Most people in Texas know that financial stress, constant arguing and unrealistic expectations can lead couples to reevaluate their marriages. But what about other common divorce factors that are less well known? It turns out that simply knowing someone who has divorced increases the likelihood of filing for divorce. 

Researchers from three major universities — including Harvard University — pulled together to study the effect of divorce on the people around a divorcing couple. The chances of a person ending his or her marriage after a friend’s divorce is a staggering 75 percent. For those who know someone with a friend who has divorced, the chance is 33 percent. 

Researchers believe that witnessing a friend end a marriage can make people question the problems in their own relationships. Seeing a friend or acquaintance survive the process and successfully come out on the other side can also embolden some people to take a step they have otherwise been hesitant about taking. So while divorce might not be contagious, it can spread under the right conditions. 

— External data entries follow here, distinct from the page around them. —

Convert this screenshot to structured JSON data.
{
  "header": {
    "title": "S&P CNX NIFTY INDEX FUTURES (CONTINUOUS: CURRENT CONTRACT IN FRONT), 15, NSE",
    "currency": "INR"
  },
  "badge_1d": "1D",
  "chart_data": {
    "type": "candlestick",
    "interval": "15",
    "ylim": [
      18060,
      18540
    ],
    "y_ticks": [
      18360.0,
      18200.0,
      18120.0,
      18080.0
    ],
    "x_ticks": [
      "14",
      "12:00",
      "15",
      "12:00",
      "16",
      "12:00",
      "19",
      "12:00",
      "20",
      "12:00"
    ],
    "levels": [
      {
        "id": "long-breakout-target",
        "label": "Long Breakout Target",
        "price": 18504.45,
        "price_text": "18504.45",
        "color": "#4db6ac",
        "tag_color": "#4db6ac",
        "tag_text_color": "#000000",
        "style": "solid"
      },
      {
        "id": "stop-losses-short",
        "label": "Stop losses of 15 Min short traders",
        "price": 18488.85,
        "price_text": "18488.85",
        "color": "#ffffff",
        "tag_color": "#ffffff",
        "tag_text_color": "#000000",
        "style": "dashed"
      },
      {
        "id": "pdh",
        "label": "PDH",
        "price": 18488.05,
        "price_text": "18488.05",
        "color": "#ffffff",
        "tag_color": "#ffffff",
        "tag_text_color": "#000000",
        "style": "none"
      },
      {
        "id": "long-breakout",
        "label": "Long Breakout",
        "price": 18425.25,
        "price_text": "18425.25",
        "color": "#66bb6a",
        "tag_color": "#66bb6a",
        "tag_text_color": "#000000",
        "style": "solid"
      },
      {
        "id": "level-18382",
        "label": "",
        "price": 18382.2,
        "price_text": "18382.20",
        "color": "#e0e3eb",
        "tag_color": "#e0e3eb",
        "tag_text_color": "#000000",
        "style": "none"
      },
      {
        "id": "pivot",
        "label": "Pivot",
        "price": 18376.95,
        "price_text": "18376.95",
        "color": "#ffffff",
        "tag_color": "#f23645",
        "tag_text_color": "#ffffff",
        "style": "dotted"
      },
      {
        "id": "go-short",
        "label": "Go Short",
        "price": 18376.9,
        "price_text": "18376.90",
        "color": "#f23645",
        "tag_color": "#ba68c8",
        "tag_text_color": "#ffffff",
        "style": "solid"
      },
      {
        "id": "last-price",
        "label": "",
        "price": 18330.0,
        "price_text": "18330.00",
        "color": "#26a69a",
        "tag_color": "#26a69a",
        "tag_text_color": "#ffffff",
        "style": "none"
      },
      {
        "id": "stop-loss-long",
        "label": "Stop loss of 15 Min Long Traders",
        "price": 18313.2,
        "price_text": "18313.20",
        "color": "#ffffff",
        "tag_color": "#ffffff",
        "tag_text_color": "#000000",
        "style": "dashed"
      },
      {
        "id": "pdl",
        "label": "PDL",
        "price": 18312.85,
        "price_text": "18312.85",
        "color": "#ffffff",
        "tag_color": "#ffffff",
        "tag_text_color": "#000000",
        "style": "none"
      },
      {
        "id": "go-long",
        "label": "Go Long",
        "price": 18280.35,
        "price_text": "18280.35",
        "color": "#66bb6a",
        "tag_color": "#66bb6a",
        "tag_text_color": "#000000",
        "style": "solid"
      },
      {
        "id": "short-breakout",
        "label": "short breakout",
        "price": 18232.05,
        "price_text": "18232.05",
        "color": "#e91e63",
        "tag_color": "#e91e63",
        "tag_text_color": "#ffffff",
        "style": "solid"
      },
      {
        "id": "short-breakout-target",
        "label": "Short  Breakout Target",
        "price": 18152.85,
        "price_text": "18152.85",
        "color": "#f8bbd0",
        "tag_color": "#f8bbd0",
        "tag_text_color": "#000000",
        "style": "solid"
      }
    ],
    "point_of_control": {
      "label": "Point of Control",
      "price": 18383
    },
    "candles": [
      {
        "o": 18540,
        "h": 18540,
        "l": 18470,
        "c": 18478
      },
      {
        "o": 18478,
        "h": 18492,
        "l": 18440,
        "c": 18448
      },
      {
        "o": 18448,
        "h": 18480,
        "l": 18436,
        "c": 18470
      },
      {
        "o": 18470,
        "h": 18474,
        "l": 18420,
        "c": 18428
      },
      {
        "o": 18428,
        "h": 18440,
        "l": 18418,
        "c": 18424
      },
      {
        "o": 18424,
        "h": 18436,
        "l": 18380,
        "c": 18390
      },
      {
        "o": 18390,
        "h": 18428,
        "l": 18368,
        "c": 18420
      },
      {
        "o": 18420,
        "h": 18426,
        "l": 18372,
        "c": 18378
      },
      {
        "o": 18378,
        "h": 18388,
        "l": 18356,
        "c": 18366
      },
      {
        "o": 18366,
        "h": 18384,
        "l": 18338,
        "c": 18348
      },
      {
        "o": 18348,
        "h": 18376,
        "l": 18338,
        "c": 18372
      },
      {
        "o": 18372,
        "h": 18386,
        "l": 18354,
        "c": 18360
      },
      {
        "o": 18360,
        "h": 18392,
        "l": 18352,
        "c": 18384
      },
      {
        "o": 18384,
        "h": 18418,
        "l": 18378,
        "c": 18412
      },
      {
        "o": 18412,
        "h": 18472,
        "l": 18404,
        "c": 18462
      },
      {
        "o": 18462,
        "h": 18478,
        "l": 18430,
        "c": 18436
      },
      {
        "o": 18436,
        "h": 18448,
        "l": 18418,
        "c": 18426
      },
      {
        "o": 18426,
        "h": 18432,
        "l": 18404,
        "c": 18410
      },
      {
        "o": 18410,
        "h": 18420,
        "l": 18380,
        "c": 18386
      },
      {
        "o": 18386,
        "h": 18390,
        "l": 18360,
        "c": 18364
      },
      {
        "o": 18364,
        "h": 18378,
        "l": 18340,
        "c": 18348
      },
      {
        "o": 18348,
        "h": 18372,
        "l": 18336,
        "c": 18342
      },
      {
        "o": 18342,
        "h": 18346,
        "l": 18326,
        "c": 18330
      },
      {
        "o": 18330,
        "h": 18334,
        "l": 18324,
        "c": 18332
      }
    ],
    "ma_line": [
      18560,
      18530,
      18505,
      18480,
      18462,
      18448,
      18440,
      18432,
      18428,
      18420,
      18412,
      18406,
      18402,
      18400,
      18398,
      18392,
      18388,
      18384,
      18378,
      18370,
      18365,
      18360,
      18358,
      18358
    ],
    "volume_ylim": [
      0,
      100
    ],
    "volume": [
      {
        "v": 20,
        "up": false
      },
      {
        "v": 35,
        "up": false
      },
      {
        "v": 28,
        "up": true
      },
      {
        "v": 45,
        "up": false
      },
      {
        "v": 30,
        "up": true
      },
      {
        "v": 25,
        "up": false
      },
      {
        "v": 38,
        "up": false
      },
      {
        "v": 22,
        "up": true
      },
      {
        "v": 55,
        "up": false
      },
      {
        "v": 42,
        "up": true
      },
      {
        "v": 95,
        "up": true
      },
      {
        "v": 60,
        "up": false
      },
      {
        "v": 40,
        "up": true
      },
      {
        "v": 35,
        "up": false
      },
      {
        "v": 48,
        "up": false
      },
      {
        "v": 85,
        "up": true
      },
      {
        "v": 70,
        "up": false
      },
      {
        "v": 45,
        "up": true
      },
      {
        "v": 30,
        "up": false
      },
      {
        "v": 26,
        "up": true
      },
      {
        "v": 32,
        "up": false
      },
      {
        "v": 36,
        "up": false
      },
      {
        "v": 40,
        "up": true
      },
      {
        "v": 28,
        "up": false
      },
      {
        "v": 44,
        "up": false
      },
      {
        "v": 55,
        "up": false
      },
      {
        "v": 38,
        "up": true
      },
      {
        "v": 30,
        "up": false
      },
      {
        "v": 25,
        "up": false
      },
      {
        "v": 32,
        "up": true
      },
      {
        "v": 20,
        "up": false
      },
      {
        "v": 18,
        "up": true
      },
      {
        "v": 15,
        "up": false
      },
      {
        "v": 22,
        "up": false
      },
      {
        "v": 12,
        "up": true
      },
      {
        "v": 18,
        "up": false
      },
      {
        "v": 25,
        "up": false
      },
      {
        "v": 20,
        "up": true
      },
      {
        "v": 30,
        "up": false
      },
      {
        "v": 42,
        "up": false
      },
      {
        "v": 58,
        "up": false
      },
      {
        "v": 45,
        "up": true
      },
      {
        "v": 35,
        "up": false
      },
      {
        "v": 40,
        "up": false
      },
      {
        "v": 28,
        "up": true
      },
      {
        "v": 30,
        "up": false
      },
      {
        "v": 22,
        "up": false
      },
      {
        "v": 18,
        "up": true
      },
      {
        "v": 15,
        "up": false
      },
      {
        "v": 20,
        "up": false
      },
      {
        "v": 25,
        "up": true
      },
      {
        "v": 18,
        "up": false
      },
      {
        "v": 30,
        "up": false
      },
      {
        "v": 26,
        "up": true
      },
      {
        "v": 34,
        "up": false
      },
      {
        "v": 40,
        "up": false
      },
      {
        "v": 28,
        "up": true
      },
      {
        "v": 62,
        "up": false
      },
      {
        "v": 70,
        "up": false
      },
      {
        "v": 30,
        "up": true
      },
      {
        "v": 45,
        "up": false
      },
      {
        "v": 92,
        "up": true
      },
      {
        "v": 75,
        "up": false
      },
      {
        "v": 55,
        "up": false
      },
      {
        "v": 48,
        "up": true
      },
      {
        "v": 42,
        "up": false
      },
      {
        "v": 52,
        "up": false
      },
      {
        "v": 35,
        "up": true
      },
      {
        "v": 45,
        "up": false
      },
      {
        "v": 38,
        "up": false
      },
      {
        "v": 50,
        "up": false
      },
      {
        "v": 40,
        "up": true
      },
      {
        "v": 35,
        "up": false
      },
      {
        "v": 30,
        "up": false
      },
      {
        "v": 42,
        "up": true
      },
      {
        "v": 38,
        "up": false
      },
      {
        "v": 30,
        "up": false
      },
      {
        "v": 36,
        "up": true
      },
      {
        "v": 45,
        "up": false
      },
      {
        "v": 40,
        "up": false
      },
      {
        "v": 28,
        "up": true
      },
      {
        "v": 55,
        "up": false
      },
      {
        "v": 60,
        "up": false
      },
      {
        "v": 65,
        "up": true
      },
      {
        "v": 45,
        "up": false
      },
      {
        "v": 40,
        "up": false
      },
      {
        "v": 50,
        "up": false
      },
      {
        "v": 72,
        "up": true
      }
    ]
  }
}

Whether a Texas couple divorce over money issues or because their friend’s divorce highlighted problems in their own marriage, they will still have to deal with the same family law issues as everyone else. Property division, alimony and child support and custody are all common topics that must be addressed during the process. Successfully handling these and other issues is key to reaching a divorce settlement that everyone agrees on, which is why so many couples choose to utilize expert guidance when ending their marriages.